Tuesday 7 March 2017

March 7,2017

Six years ago, I decided to paint. After having spent twenty years making installation work with black velvet tarpaulins,extract and sometimes time based projections, I was compelled to take what I had learned and what I had tried to express ABOUT the language of painting,back to paint.
I say back to because at onetime, I did paint.I kept one from 1984 that will be exhibited this summer in my "Under One Skin" exhibition in Muskoka.
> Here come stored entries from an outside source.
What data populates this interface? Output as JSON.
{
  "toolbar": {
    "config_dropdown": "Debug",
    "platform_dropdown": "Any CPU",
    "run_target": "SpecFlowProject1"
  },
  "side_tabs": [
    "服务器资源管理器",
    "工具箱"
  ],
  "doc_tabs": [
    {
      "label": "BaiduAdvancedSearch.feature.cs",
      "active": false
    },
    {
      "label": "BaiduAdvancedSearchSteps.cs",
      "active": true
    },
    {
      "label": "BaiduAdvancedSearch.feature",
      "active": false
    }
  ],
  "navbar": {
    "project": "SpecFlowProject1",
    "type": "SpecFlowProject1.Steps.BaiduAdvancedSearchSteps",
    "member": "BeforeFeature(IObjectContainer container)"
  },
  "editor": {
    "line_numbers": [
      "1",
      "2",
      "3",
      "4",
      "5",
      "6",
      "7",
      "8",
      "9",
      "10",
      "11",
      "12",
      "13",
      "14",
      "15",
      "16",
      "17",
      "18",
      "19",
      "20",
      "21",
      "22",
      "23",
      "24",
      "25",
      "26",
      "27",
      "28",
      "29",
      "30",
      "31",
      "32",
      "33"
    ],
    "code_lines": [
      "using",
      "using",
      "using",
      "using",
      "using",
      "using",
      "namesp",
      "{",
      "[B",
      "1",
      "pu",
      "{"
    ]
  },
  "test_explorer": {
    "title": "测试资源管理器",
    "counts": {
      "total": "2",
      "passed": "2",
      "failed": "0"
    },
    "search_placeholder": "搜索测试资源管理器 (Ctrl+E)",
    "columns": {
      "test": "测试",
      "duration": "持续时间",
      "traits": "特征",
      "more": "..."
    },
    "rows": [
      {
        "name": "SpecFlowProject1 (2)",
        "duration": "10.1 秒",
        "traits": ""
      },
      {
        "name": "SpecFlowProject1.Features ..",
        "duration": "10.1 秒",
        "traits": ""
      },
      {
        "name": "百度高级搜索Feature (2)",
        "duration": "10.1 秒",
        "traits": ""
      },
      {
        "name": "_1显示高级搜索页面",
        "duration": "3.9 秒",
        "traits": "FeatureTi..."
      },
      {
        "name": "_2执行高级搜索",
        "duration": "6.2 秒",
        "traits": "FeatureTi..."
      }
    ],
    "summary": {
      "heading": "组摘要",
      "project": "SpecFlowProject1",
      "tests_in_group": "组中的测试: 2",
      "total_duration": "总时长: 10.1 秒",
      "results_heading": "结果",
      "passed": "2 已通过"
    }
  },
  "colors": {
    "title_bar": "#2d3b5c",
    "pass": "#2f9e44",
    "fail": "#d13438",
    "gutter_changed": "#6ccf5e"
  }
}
At this same time, I had moved to the forest three hours north of Toronto and was able to have my dream studio built. So now what? I really had no idea how to begin,Curiously, I started to make small clay sculptures. In particular,I made alot of tiny vessels -tear catchers. I had seen some in the museum in Tiblisi once and they had always intrigued me. As I made them, I thought about tears and how in Fairy Tales it was the tears that were the catalyst for the magic - the hero lay dying and miraculously the tears of the maiden brought him back to life, or the princess lay comatose for years until the tears of the prince caused her to awake. I also thought alot about gravity and decided to use it to make some of my first marks on canvas.Using an eye dropper,and later a brush, I would drop the paint onto the surface and then lift the canvas so that the drop followed through with a line. I worked from all sides of the canvas, as I still do ,so that the lines were coming and going in different directions. Unwittingly, this constructed a post and lintel through which I could literally enter the canvas. From here, grids were formed out of mostly blues and blacks - two of the colours that I associate with space.There are alot of examples of this work on my website www.KateBrownArt.com
initially I thought,"O maybe this is my thing,this is my vocabulary",but as I continued to hone my listening skills to what a painting called for, it was clear that the the path was going to be long,not very well lit and the vocabulary extensive.